The backhanded compliment of being a comedians’ comedian is also examined, with some provocative jibes at the sort of act who doesn’t entertain actual punters, just the handful of other comedians at the back or the room, or the sort of comedy nerds who idolise Stewart Lee. Those die-hard anoraks get a bit of grief, too. The backlash to stand-ups who pander to their audience’s pretensions about ‘understanding’ comedy starts here. The irony, of course, is that this section’s funnier if you falls into that camp,too.
Burns has always been self-analytical on stage, and he’s come up with five reasons why his fanbase is so niche, including the fact that he’s too shouty for many people’s tastes. He recently found out why that is: he has had very limited hearing almost all his life, and only after getting a hearing aid did he realise the volume at which he’s been hollering.
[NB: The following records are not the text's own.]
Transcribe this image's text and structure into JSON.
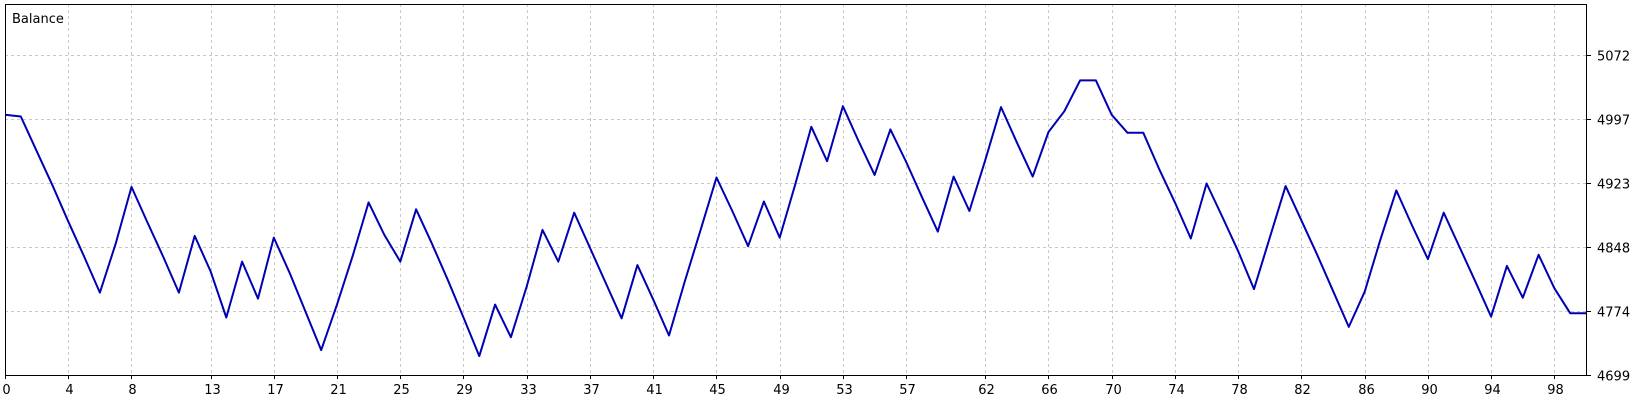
{
  "chart_data": {
    "type": "line",
    "title": "Balance",
    "xlabel": "",
    "ylabel": "",
    "xlim": [
      0,
      100
    ],
    "ylim": [
      4699,
      5131
    ],
    "x_ticks": [
      "0",
      "4",
      "8",
      "13",
      "17",
      "21",
      "25",
      "29",
      "33",
      "37",
      "41",
      "45",
      "49",
      "53",
      "57",
      "62",
      "66",
      "70",
      "74",
      "78",
      "82",
      "86",
      "90",
      "94",
      "98"
    ],
    "y_ticks": [
      "5072",
      "4997",
      "4923",
      "4848",
      "4774",
      "4699"
    ],
    "grid": true,
    "colors": {
      "line": "#0000b4",
      "grid": "#c8c8c8",
      "frame": "#000000",
      "background": "#ffffff"
    },
    "series": [
      {
        "x": [
          0,
          1,
          2,
          3,
          4,
          5,
          6,
          7,
          8,
          9,
          10,
          11,
          12,
          13,
          14,
          15,
          16,
          17,
          18,
          19,
          20,
          21,
          22,
          23,
          24,
          25,
          26,
          27,
          28,
          29,
          30,
          31,
          32,
          33,
          34,
          35,
          36,
          37,
          38,
          39,
          40,
          41,
          42,
          43,
          44,
          45,
          46,
          47,
          48,
          49,
          50,
          51,
          52,
          53,
          54,
          55,
          56,
          57,
          58,
          59,
          60,
          61,
          62,
          63,
          64,
          65,
          66,
          67,
          68,
          69,
          70,
          71,
          72,
          73,
          74,
          75,
          76,
          77,
          78,
          79,
          80,
          81,
          82,
          83,
          84,
          85,
          86,
          87,
          88,
          89,
          90,
          91,
          92,
          93,
          94,
          95,
          96,
          97,
          98,
          99,
          100
        ],
        "values": [
          5002,
          5000,
          4960,
          4920,
          4878,
          4837,
          4795,
          4852,
          4918,
          4877,
          4837,
          4795,
          4861,
          4820,
          4766,
          4831,
          4788,
          4859,
          4818,
          4773,
          4728,
          4781,
          4838,
          4900,
          4862,
          4831,
          4892,
          4852,
          4810,
          4766,
          4721,
          4781,
          4743,
          4802,
          4868,
          4831,
          4888,
          4847,
          4806,
          4765,
          4827,
          4787,
          4745,
          4808,
          4868,
          4929,
          4890,
          4849,
          4901,
          4859,
          4922,
          4988,
          4948,
          5012,
          4971,
          4932,
          4985,
          4947,
          4906,
          4866,
          4930,
          4890,
          4949,
          5011,
          4970,
          4930,
          4982,
          5006,
          5042,
          5042,
          5002,
          4981,
          4981,
          4939,
          4900,
          4858,
          4922,
          4883,
          4843,
          4799,
          4859,
          4919,
          4879,
          4839,
          4797,
          4755,
          4796,
          4857,
          4914,
          4873,
          4834,
          4888,
          4848,
          4808,
          4767,
          4826,
          4789,
          4839,
          4800,
          4771,
          4771
        ]
      }
    ]
  }
}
His condition gives this show’s title a double meaning but also earned him a disabled person’s railcard. Which a perennial mischief-maker like Burns treats as a ‘get out of jail free’ card to include material of dubious ethics in his show. But the reprehensible story he recounts of visiting Las Vegas with fellow comic Barry Castagnola, who pretended to be mentally challenged, is pretty indefensible, whichever way you look at it.
That some people find him offensive is another reason Burns cites for his modest success. We’ve been here before, of course, with his show So I Suppose THIS Is Offensive Now. But before wiseguys like me point it out, another reason on Burns’s list of things holding him back is that he makes callbacks to previous shows – a fact which proves pivotal to the impact of this one. Although newcomers are not alienated, and will be surprised by what they witness, it really does help if you’ve watched his shows before.
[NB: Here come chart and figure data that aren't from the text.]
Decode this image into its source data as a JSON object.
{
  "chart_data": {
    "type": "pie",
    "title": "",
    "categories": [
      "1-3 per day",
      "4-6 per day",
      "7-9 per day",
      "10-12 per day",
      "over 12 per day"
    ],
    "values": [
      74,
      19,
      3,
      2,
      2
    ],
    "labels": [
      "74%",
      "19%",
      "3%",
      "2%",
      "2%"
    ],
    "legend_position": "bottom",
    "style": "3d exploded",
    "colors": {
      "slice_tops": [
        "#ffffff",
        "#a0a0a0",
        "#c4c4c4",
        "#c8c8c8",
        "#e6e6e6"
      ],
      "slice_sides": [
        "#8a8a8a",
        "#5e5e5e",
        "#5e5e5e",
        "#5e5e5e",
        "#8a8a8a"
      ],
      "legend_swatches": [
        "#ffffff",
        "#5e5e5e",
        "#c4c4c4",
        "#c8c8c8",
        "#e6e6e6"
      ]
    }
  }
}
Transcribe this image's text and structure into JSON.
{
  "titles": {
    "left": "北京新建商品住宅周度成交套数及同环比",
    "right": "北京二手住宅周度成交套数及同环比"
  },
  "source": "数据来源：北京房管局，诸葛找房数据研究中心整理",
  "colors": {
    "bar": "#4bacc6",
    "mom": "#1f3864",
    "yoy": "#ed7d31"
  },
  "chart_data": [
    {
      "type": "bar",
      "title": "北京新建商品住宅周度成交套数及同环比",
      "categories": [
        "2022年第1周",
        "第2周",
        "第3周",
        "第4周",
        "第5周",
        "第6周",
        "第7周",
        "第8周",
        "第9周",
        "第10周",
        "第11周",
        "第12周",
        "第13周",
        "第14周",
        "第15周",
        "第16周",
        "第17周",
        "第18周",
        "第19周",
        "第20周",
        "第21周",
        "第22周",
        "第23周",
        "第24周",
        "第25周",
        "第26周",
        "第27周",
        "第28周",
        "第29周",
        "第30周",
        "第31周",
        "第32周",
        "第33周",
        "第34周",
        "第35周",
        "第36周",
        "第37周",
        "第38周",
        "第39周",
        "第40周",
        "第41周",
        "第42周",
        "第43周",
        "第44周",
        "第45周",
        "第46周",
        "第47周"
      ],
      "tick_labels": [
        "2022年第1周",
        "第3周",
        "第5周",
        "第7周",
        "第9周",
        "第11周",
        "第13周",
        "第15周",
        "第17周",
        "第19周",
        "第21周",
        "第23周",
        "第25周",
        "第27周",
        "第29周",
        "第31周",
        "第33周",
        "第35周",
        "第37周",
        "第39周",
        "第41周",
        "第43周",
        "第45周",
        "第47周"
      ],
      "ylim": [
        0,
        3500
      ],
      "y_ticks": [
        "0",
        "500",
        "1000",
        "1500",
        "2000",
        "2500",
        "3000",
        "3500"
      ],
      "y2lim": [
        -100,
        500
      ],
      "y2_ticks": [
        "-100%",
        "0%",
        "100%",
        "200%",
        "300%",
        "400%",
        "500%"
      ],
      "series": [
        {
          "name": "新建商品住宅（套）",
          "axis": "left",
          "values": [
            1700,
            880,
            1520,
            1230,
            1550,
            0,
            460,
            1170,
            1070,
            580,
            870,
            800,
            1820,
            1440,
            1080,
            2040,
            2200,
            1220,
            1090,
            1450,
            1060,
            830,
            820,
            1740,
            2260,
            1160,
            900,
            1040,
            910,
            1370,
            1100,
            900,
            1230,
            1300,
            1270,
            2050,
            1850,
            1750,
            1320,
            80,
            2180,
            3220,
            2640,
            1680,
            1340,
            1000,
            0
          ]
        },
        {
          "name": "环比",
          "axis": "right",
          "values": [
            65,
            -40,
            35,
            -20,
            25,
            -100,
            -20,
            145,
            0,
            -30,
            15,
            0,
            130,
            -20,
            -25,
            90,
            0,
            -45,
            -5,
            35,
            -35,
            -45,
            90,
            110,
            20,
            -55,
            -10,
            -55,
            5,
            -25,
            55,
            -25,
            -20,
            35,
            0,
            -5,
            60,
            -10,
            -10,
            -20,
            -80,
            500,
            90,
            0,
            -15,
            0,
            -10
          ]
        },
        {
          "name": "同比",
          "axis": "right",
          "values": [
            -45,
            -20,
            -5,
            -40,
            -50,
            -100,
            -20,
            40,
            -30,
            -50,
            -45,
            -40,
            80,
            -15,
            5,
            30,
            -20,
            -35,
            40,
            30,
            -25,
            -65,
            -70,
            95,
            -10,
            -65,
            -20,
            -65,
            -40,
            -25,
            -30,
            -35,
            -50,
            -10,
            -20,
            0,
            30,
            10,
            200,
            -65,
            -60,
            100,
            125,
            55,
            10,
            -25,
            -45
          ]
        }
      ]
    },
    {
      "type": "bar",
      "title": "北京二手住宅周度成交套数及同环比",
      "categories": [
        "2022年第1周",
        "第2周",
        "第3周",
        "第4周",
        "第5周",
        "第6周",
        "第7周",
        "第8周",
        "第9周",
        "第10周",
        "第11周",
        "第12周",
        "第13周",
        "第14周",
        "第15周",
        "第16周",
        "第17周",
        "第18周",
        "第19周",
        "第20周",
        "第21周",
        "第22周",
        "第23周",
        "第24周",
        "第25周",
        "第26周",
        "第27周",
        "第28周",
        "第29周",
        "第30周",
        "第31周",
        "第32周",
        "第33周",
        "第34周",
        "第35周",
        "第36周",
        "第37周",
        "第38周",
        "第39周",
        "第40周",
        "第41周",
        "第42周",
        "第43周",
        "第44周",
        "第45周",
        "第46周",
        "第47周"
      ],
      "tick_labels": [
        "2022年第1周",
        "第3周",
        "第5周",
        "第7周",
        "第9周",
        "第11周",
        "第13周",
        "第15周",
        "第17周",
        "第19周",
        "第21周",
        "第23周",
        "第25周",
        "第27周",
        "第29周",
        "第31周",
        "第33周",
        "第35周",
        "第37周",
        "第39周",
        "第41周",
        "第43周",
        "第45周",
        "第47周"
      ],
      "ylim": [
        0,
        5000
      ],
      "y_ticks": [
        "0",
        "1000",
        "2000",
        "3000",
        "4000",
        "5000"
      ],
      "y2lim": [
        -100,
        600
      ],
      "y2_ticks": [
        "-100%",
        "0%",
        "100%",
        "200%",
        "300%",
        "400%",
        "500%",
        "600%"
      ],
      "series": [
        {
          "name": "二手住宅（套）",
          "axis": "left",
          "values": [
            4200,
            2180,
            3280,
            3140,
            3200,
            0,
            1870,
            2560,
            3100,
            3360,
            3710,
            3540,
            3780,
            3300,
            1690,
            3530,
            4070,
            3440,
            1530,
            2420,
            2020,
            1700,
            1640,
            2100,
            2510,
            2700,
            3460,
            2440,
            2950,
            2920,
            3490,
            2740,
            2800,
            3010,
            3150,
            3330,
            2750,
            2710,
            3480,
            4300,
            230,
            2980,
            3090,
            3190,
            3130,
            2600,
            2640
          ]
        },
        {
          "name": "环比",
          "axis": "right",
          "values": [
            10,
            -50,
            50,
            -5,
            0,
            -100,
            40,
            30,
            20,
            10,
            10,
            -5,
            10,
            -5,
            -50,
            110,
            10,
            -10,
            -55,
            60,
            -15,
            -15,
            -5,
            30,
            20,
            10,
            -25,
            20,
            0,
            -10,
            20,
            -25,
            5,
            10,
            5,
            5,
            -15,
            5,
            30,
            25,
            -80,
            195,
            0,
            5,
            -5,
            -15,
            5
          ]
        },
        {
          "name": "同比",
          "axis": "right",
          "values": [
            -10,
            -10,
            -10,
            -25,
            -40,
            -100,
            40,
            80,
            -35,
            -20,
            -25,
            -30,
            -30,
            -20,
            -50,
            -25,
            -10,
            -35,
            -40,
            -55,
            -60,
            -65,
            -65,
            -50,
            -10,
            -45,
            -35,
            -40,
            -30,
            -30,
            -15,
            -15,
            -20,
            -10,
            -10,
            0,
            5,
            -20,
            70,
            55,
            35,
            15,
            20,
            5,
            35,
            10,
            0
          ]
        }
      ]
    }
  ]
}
Another key reason Burns quotes for his level of fame/obscurity is that ‘I suck on TV’, and after seeing a cringe-inducing appearance on ITV1’s Daybreak, when he made a pigs’ ear of defending Ricky Gervais’s ‘mong’ tweets, you would be hard-pressed to disagree. We spend quite a chunk of the show looking at a TV screen rather than what’s on stage, but the result is, ultimately, worth it.
That’s true of several segments throughout the hour, which seem amusing enough at the time, but have different significance in retrospect. It is a hour of Burns doing what he does best, a familiar landscape for his fans but also showing he’s not a comic who’s lost his ability to surprise.